Debería haberme controlado: si hubiera mantenido la calma, habría conseguido más información de aquella entrevista. Edwards recitaba la carta como prueba de que Calvin había estado robando a los Graham, o al menos en la propiedad Drummond-Graham. Y luego Olin Taverner había dicho que le sorprendía que a Laura Drummond le preocuparan los negros. ¿Acaso Calvin le había robado algo a un sirviente negro de los Drummond?
Augustus Llewellyn era el único afroamericano cuyo nombre había aparecido en relación con los Bayard. Sólo por si acaso, me conecté a Nexus y busqué «Llewellyn».
Al igual que Ediciones Bayard, la empresa de Llewellyn estaba celosamente controlada, de modo que no pude aclarar gran cosa de sus finanzas. Además de T-Square, publicaban otras cuatro revistas: una para adolescentes, dos para mujeres y una de noticias. Llewellyn también tenía la licencia de una emisora de radio AM que programaba jazz y gospel, otra de FM dedicada a rap y hip-hop, y un par de canales por cable. No pude averiguar cómo estaban financiados ni si arrastraban deudas.

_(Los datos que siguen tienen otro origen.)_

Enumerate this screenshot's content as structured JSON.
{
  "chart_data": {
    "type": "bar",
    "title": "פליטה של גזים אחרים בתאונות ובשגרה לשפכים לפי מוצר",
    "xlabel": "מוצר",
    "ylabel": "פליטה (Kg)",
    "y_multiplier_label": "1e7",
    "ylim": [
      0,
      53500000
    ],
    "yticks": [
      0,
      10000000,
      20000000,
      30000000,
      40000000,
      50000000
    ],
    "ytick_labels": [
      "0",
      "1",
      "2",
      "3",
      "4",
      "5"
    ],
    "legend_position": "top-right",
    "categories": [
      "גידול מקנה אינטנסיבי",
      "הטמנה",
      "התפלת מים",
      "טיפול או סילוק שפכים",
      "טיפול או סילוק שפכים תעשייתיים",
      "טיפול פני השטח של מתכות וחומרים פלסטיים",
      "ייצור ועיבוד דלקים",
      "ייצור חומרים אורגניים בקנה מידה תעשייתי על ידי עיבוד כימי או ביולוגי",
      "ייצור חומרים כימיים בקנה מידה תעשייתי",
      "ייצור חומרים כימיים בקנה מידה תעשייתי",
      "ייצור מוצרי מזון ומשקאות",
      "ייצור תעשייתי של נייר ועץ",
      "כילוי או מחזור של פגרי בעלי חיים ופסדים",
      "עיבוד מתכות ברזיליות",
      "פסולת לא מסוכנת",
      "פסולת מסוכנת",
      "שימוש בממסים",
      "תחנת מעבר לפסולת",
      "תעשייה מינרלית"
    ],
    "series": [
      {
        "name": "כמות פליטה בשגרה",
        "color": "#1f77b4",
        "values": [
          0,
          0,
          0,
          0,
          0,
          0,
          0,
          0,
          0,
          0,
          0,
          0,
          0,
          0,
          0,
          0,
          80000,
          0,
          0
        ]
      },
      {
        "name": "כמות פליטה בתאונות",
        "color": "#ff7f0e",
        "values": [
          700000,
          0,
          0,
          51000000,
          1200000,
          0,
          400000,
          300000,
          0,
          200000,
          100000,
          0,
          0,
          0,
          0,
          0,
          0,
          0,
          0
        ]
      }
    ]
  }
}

La información personal resultó más accesible. Augustus Llewellyn tenía alrededor de setenta años, vivía en una gran casa, de unos quinientos metros cuadrados, en Lake Forest. Tenía una residencia de vacaciones en Jamaica y un apartamento en París, en la Rue Georges V. Estaba casado, tenía tres hijos y siete nietos. Su hija Janice dirigía las dos revistas para mujeres, mientras que uno de sus nietos trabajaba en la emisora de radio AM. El propio Llewellyn acudía todos los días a trabajar. Apoyaba al Partido Republicano, a pesar de que recientemente unos empleados del Gobierno le habían tomado por un chófer cuando iba con su Mercedes a una función benéfica. Era un apasionado del mar. Una fotografía mostraba a un hombre delgado vestido con ropa de tenis; nada que delatara su edad, aparte del cabello gris.
En una vieja entrevista con él en T-Square, me enteré de que Llewellyn había asistido a la Universidad Northwestern en los años cuarenta, donde se había licenciado en periodismo. Cuando vio que era imposible acceder a la clase de trabajo que conseguían sus compañeros blancos, comenzó con T-Square en el sótano de su casa mientras trabajaba de día en la redacción del antiguo Daily News. En aquellos primeros tiempos, él y su mujer, June, distribuían las revistas por los establecimientos de la parte negra de South Side, trabajaban con una prensa manual que ellos mismos habían reparado y redactaban todos los números.
En 1947 pudo contratar a un fotógrafo y a un columnista a media jornada. En 1949 consiguió la financiación para crear un verdadero negocio editorial. Cuatro años después generaba ya el suficiente dinero como para comenzar con Mero, para las mujeres, y comprar las licencias radiofónicas de AM y FM. Las emisoras comenzaron a producir importantes beneficios; comenzó con el resto de las publicaciones a comienzos de los sesenta, la misma época en la que mandó construir su edificio de Erie Street.
Silbé para mis adentros: «Si ves que no estoy en el asiento de atrás del autobús…». Toda la información era interesante, pero no me aclaraba si la familia de Llewellyn había trabajado para Laura Drummond en ese nebuloso pasado. Volví a los informes financieros para leerlos con detalle. Allí, oculto en letras pequeñas, se encontraba un hecho fascinante: los representantes legales del Grupo Llewellyn eran Lebold & Arnoff, abogados con dirección en Oak Brook y LaSalle Street.